İçler acısı. Avrupalı minimum ihracat başı katma değer olarak ürünü 4,6 dolara satıyor. Ama biz 1 dolara bile yapamıyoruz. Niye? Öbüründe marka var, marka değeri var. Bizim marka yaratma mecburiyetimiz var. İthalata dayalı ihracatan vazgeçip, markaya dayalı ihracat yapma mecburiyetimiz var. 10 bin kişilik bir fabrikada 100 kişi istihdam edip bir marka yaratma noktasında niye mücadele etmiyoruz. Herkes kendi cebini doldurma peşinde. Bir işyeri açılır, iyi kazanıyorsa ertesi gün yanına bir daha açılıyor, bakmışsın sokak dolmuş. Birisi kapanır, pırrr hepsi birden kapanıyor. 5,5 ay bir aracın içinde yattım, bir an önce bitsin diye. Aracı ortaya çıkarıp, fuara koştuğumda millet sıraya girmişti.

SEN DERDİNE YAN!

'Ne yapacağız, piyasa çok kötü' deniyor. Yok hiç kötü değil, çok da güzel para kazanıyorum, hatta keşke hep böyle gitse diyorum. Niye? Çünkü 3 ay önce 300 bin liraya ihraç ediyordum şimdi 400 bin lira alıyorum. Sen kendi derdine yan. Sen Hans'tan değil, Ali'nin Veli'nin cebinden para almaya kurmuşsun kendini. Dünyanın en önemli insanlarına araba satarak ülkeye milyonlarca dolar getirdim. Biz illa birisi bizi yönetsin istiyoruz. 10 bin kişilik fabrikan var, illa talimat bekliyorsun.
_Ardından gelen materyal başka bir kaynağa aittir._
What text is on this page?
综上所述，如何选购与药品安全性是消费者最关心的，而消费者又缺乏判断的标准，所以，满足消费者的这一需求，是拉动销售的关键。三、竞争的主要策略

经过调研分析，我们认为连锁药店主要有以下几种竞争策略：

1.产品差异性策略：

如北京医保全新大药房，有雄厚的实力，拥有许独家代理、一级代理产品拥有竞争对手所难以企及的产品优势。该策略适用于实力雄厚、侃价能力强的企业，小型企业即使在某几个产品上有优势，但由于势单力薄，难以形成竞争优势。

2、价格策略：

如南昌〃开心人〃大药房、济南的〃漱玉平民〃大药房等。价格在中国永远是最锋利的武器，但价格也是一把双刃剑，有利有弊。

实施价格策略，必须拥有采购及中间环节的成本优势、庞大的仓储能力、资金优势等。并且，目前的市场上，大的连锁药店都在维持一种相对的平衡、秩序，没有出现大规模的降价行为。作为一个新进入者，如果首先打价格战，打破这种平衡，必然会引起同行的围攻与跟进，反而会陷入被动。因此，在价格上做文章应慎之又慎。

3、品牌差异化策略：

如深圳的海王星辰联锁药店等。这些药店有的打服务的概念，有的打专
Bu sene Cenevre Otomobil Fuarı'na Türkiye'den ilk katılacak marka olacağız. Bugün benim kilo başına ihracat katma değerim Türkiye ortalamasının 250 katı. Bin 100 dolara kadar kilo başı katma değerim oluyor. Hadi hep beraber bunu yapsak dünya önümüzde durabilir mi? Üretiyoruz, hammal gibi çalışıyoruz, akşama kadar. Adamın malında bir sorun olmasın diye psikolojimiz bozuluyor. Yav biraz kendine de sahip çıksana. Bunu ona yapacağına kendine bir mal yapıp sahip çıksana. Elin tavuğu niye bize kaz gibi görünüyor. Sen git bakalım Mercedes'e, şu kadar para vereyip adını Mersindes yaz diye, ya da Zara'ya Cara yapayım diye. Yapar mı? Asla. Ama bizim şirketlere bas parayı, yapıyor. Hayır demeyi beceremediğimiz sürece marka da çıkaramıyoruz.”